Q1. Suppose that we design a deep architecture to represent a sequence by stacking self-attention layers with positional encoding. What could be issues? (paragraph format)

Ans1:

The issues for the above condition can be categorized into three different areas:

1. Depth
	- If the dataset is small or contains a lot of variation, then the deep models tend to memorize the data and overfit
	- If skip connections are not implemented between the layers, the gradient during backpropagation vanishes before it reaches some of the initial layers.
	- On a similar note, without proper regularization, normalization, and activations, the loss might be too significant and would lead to NaN gradients
2. Self attention
	- Self attention though revolutionary, requires large amounts of data(pre-training) before it can start performing significantly compared to RNNs
	- Self-attention can theoretically scale to Infinite sequence lengths. However, this scaling is done at the expense of quadratically increased time and space requirements.
	- Due to their fully connected nature, self-attention mechanisms tend to learn trivial solutions based on some inherent information.
3. positional encoding
	- If the relationships between various time steps are not based simply on their relative positions, then the classic sine /cosine encoding will not be able to encapsulate these relationships and will lead to a sub-optimal model.
	- Positional encoding could lead to an overfit model utterly dependent on the positions and failing to learn from the data embeddings.
	- On the other hand, a learnable encoding that could mitigate this issue would require vast amounts of data (with many variabilities) to capture the optimal encoding accurately.

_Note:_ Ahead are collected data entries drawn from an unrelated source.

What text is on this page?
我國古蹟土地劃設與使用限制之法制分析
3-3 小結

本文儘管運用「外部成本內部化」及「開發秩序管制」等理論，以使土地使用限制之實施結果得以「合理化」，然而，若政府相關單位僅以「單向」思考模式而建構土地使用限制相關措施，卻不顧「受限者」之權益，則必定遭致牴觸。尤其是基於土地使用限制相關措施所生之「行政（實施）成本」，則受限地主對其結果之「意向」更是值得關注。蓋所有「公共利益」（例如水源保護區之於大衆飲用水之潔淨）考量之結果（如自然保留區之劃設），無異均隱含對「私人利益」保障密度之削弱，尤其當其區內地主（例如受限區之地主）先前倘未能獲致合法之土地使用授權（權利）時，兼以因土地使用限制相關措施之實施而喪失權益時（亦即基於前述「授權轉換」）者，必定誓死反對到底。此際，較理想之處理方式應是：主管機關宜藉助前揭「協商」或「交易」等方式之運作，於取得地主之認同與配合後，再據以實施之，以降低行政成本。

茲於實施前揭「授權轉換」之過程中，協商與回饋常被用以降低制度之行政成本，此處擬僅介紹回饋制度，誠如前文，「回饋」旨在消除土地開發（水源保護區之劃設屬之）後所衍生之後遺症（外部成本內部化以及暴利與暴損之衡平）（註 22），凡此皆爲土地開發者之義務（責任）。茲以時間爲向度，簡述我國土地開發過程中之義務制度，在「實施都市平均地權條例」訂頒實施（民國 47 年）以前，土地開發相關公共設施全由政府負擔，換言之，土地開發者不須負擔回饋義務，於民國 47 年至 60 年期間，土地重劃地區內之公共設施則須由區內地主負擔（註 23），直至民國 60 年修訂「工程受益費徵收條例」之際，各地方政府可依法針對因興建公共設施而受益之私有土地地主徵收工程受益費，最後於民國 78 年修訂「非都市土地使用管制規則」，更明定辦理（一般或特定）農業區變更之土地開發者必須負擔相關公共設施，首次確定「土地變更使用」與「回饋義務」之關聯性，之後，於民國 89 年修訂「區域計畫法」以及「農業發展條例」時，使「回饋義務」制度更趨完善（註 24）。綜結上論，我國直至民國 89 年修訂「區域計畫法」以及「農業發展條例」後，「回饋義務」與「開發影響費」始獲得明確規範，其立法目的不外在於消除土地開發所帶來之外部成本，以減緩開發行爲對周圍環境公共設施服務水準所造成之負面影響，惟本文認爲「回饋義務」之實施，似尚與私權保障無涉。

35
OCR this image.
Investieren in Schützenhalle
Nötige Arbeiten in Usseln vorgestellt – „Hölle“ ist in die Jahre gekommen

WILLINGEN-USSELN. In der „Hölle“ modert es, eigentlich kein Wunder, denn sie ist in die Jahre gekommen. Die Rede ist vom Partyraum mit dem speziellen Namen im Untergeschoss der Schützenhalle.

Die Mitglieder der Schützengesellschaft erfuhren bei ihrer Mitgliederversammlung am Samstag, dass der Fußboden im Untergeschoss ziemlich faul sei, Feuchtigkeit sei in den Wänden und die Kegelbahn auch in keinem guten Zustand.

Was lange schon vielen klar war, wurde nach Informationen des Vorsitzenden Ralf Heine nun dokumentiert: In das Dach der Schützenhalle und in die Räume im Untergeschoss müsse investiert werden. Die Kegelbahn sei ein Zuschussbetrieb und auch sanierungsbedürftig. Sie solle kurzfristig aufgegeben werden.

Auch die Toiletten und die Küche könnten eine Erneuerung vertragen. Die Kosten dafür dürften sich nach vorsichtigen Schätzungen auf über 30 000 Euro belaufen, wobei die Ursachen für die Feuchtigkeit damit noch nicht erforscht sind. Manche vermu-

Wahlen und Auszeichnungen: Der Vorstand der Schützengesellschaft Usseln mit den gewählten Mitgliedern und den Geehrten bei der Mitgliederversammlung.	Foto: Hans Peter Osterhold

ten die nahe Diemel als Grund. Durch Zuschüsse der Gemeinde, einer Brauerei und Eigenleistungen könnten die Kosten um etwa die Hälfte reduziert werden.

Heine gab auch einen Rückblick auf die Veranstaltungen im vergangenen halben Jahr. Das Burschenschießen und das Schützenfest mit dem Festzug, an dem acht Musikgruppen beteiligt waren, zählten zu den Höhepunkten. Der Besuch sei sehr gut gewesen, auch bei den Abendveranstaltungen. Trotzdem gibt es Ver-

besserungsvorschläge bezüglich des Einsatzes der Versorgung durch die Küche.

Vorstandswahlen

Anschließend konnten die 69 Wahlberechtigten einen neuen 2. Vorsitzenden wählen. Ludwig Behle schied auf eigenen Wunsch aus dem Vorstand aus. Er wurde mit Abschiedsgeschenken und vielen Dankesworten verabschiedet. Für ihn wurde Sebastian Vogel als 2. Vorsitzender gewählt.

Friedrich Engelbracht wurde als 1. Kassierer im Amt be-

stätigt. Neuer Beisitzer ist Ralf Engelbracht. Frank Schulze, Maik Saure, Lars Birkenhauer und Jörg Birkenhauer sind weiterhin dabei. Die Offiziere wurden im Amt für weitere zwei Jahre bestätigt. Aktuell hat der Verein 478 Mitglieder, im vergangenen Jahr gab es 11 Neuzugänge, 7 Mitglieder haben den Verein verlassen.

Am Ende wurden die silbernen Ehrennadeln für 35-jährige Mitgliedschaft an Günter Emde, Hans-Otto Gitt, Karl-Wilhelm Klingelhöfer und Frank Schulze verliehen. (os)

Self-attention and positional encodings are revolutionary inventions; however, they are much more computationally expensive than RNN and CNN-based architectures. Moreover, they are also highly data-hungry. However, we can achieve close to optimal performance with transformers with suitable normalization, regularization, well-processed datasets, and custom positional information to encapsulate relationships fully.


In [3]:
#Q2: Can you design a learnable positional encoding method using pytorch? (Create dummy dataset)


import torch
from torch import nn


class customEmbedding(nn.Module):
    def __init__(self, hidden_dim, sequence_len, vocab_size):
        super().__init__()

        self.embed = nn.Embedding(vocab_size,hidden_dim)
        self.pos_emb = nn.Embedding(sequence_len,hidden_dim)

    def forward(self,x): # 
        x = self.embed(x) + self.pos_emb.weight
        
        return x
        
vocab_size=1000
sequence_length=10
hidden_dim=256
cstmEmbed= customEmbedding(hidden_dim,sequence_length, vocab_size)
inputSeq = torch.randperm(vocab_size)[:sequence_length]
print("input is a sequence of integers of sequence_length(10):\n",inputSeq,"\n")

print("input shape:",inputSeq.shape)
print("positional_embedding shape:",cstmEmbed.pos_emb.weight.shape)
print("output shape:",cstmEmbed(inputSeq).shape)


input is a sequence of integers of sequence_length(10):
 tensor([829, 317, 761, 762, 535, 937, 935, 482, 541, 938]) 

input shape: torch.Size([10])
positional_embedding shape: torch.Size([10, 256])
output shape: torch.Size([10, 256])